O município vai ainda manter a taxa de IMI em 0,324%, com uma redução de 15% para a habitação própria e permanente, além de baixar a participação variável no IRS para 2,5%, medida já aprovada pelo Executivo.

A segunda maior fatia deste orçamento (45,5 milhões de euros) está reservada para o ambiente e sustentabilidade: conservação dos espaços verdes, eficiência energética, melhoria da gestão de resíduos e bem-estar animal. “Este investimento dá cumprimento ao compromisso previamente assumido de propor o Porto a Capital Verde Europeia em 2028”, assinala o município portuense.

Do bolo de 491,3 milhões de euros das Grandes Opções do Plano, 36,6 milhões de euros são injetados na área da mobilidade e transportes. Sobre a implementação dos transportes públicos gratuitos para todos os portuenses — medida prometida pelo atual presidente durante a campanha eleitoral –, não há compromisso de implementação em 2026, embora recentemente o autarca tenha falado sobre uma possível antecipação para o próximo ano. “A mobilidade e os transportes recebem 36,6 milhões de euros, dando o primeiro passo para permitir a concretização dos transportes públicos gratuitos para todos os portuenses“, refere o mesmo documento.

Acresce o investimento “na melhoria das interfaces e na transição modal, garantindo que o Porto lidera a mobilidade metropolitana do futuro”.

Orçamento municipal para 2026 representa o primeiro passo firme de um novo ciclo político, marcado pela determinação, pela ambição e por uma confiança inabalável no futuro da nossa cidade.

Pedro Duarte

Vice-presidente da Câmara Municipal do Porto

Entre os investimentos prioritários para 2026 consta igualmente a rubrica do urbanismo, com destaque para a valorização do ambiente urbano e qualificação do espaço público, com 30,4 milhões de euros.

As áreas da educação e da cultura têm uma dotação de 29,3 milhões de euros, cada. Este orçamento destina ainda 29,1 milhões de euros para a coesão social e a saúde, 18,6 milhões de euros para as áreas de desporto, juventude e associativismo, e 7,3 milhões de euros para o domínio da economia, empreendedorismo, turismo e internacionalização.

A autarquia antecipa uma receita corrente de 357,6 milhões de euros para 2026, “valor que suporta a despesa corrente de 342,7 milhões de euros”. Estima uma receita de capital na ordem dos 27,2 milhões de euros para uma despesa de capital de 133,1 milhões de euros.

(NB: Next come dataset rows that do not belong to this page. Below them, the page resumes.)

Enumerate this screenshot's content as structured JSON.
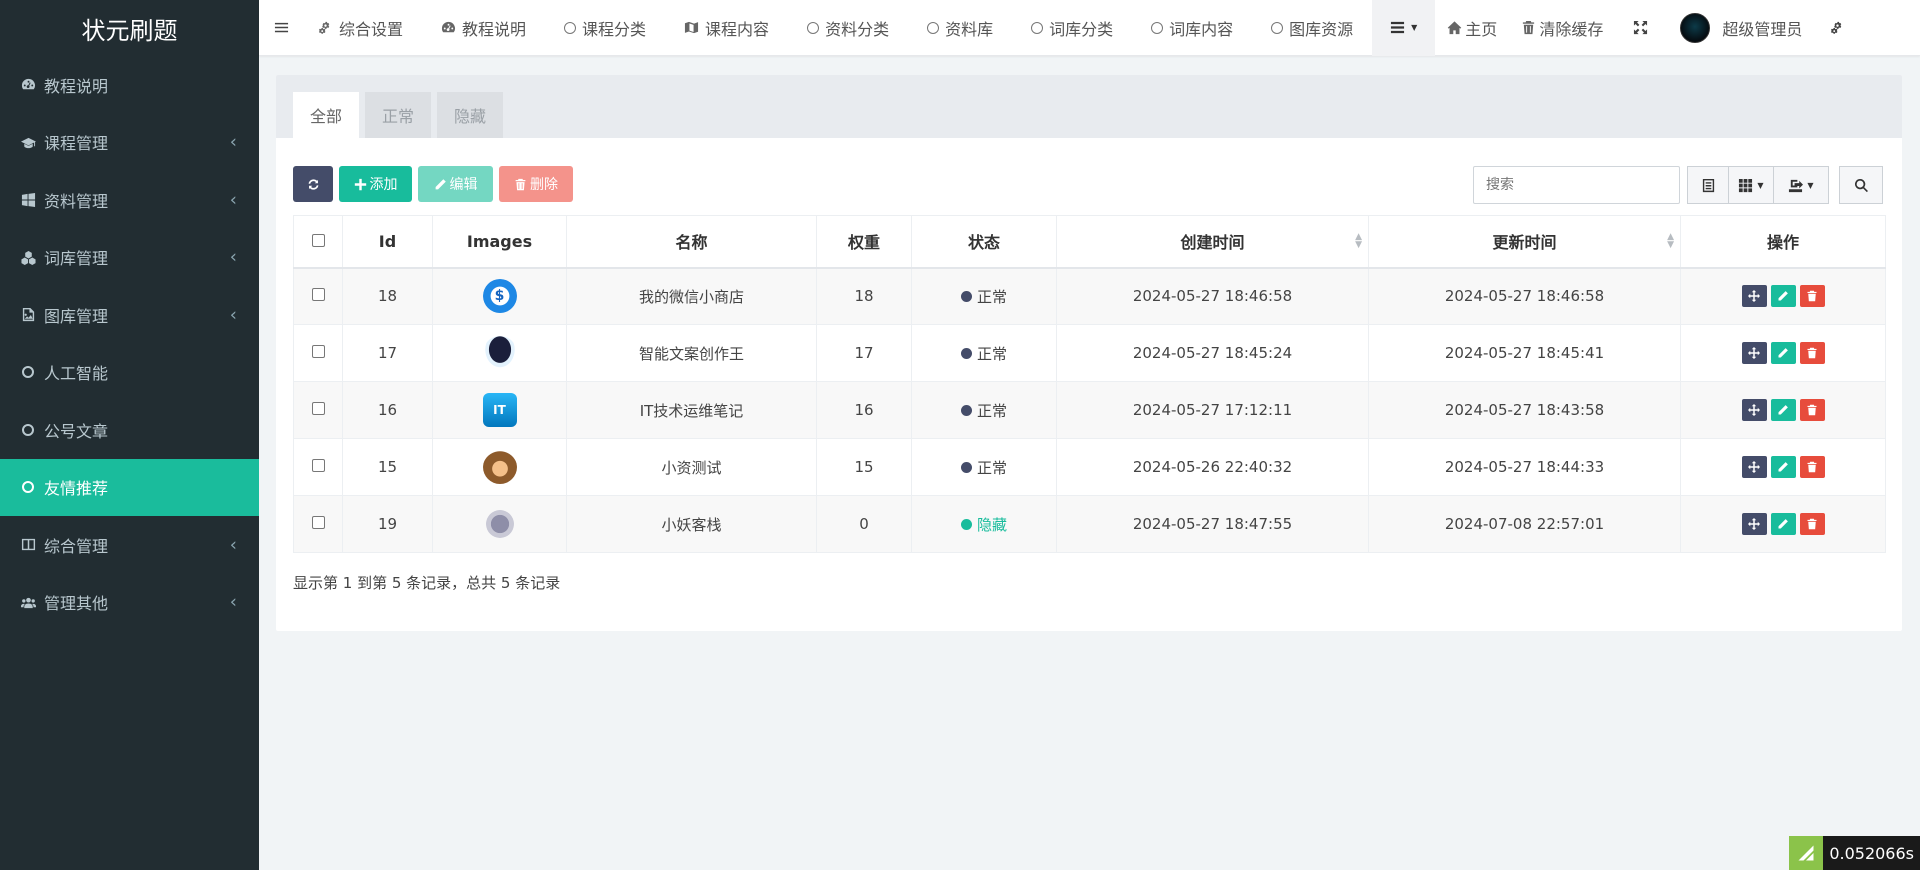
{
  "app": {
    "brand": "状元刷题"
  },
  "sidebar": {
    "items": [
      {
        "label": "教程说明",
        "icon": "dashboard-icon",
        "caret": false,
        "active": false
      },
      {
        "label": "课程管理",
        "icon": "graduation-cap-icon",
        "caret": true,
        "active": false
      },
      {
        "label": "资料管理",
        "icon": "windows-icon",
        "caret": true,
        "active": false
      },
      {
        "label": "词库管理",
        "icon": "cubes-icon",
        "caret": true,
        "active": false
      },
      {
        "label": "图库管理",
        "icon": "image-file-icon",
        "caret": true,
        "active": false
      },
      {
        "label": "人工智能",
        "icon": "circle-icon",
        "caret": false,
        "active": false
      },
      {
        "label": "公号文章",
        "icon": "circle-icon",
        "caret": false,
        "active": false
      },
      {
        "label": "友情推荐",
        "icon": "circle-icon",
        "caret": false,
        "active": true
      },
      {
        "label": "综合管理",
        "icon": "columns-icon",
        "caret": true,
        "active": false
      },
      {
        "label": "管理其他",
        "icon": "users-icon",
        "caret": true,
        "active": false
      }
    ]
  },
  "topnav": {
    "items": [
      {
        "label": "综合设置",
        "icon": "cogs-icon"
      },
      {
        "label": "教程说明",
        "icon": "dashboard-icon"
      },
      {
        "label": "课程分类",
        "icon": "circle-icon"
      },
      {
        "label": "课程内容",
        "icon": "map-icon"
      },
      {
        "label": "资料分类",
        "icon": "circle-icon"
      },
      {
        "label": "资料库",
        "icon": "circle-icon"
      },
      {
        "label": "词库分类",
        "icon": "circle-icon"
      },
      {
        "label": "词库内容",
        "icon": "circle-icon"
      },
      {
        "label": "图库资源",
        "icon": "circle-icon"
      }
    ],
    "home": "主页",
    "clear_cache": "清除缓存",
    "user": "超级管理员"
  },
  "tabs": [
    "全部",
    "正常",
    "隐藏"
  ],
  "toolbar": {
    "add": "添加",
    "edit": "编辑",
    "delete": "删除",
    "search_placeholder": "搜索"
  },
  "table": {
    "columns": [
      "Id",
      "Images",
      "名称",
      "权重",
      "状态",
      "创建时间",
      "更新时间",
      "操作"
    ],
    "rows": [
      {
        "id": "18",
        "image": "dollar-cycle-icon",
        "name": "我的微信小商店",
        "weight": "18",
        "status": "正常",
        "created": "2024-05-27 18:46:58",
        "updated": "2024-05-27 18:46:58"
      },
      {
        "id": "17",
        "image": "robot-icon",
        "name": "智能文案创作王",
        "weight": "17",
        "status": "正常",
        "created": "2024-05-27 18:45:24",
        "updated": "2024-05-27 18:45:41"
      },
      {
        "id": "16",
        "image": "cloud-logo-icon",
        "name": "IT技术运维笔记",
        "weight": "16",
        "status": "正常",
        "created": "2024-05-27 17:12:11",
        "updated": "2024-05-27 18:43:58"
      },
      {
        "id": "15",
        "image": "monkey-icon",
        "name": "小资测试",
        "weight": "15",
        "status": "正常",
        "created": "2024-05-26 22:40:32",
        "updated": "2024-05-27 18:44:33"
      },
      {
        "id": "19",
        "image": "pagoda-icon",
        "name": "小妖客栈",
        "weight": "0",
        "status": "隐藏",
        "created": "2024-05-27 18:47:55",
        "updated": "2024-07-08 22:57:01"
      }
    ]
  },
  "summary": "显示第 1 到第 5 条记录，总共 5 条记录",
  "perf": "0.052066s",
  "colors": {
    "sidebar_bg": "#222d32",
    "accent": "#18bc9c",
    "status_normal": "#444c69",
    "status_hidden": "#18bc9c",
    "delete": "#e74c3c"
  }
}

“Com rigor na gestão e coragem na ação, colocamos o Porto na linha da frente das decisões, garantindo que cada passo dado fortalece a cidade, mobiliza a região e traduz a ambição coletiva em resultados concretos”, conclui Pedro Duarte no mesmo documento.

Pedro Duarte foi eleito a 12 de outubro como presidente da Câmara do Porto. Apesar de a coligação que encabeçou não ter alcançado a maioria, o social-democrata chegou a um entendimento com um dos vereadores eleitos pelo PS. Com Jorge Sobrado, a quem entregou o pelouro da Cultura, passou a somar sete mandatos, mais de metade dos 13 lugares que compõem a vereação do município.

Conheça os 10 números mais importantes do orçamento da câmara

  • 48,9 milhões de euros a aplicar na área da habitação.
  • 45,5 milhões de euros destinados ao ambiente e sustentabilidade.
  • 36,6 milhões de euros para a rubrica mobilidade e transportes.
  • 30,4 milhões de euros destinam-se à área do urbanismo, para valorização do ambiente urbano e qualificação do espaço público.
  • 29,3 milhões milhões de euros para a educação, dos quais 5,3 milhões de euros alocados a requalificação e remodelação de escolas.
  • 29,3 milhões de euros destinam-se à cultura e património: programação e continuação da “reabilitação de equipamentos emblemáticos, como a Biblioteca Pública Municipal e o antigo Matadouro, “consolidando o Porto como polo de criação artística multidisciplinar e referência cultural nacional”.
  • 29,1 milhões de euros para as áreas da coesão social e a saúde.
  • 18,6 milhões de euros para as áreas de desporto, juventude e associativismo. Deste bolo, uma fatia de 3,4 milhões de euros destina-se à construção do Campo Municipal de Campanhã.
  • 11,5 milhões de euros para a rubrica segurança, uma “prioridade máxima da ação pública”.
  • 7,3 milhões de euros para o domínio da economia, do empreendedorismo, do turismo e da internacionalização.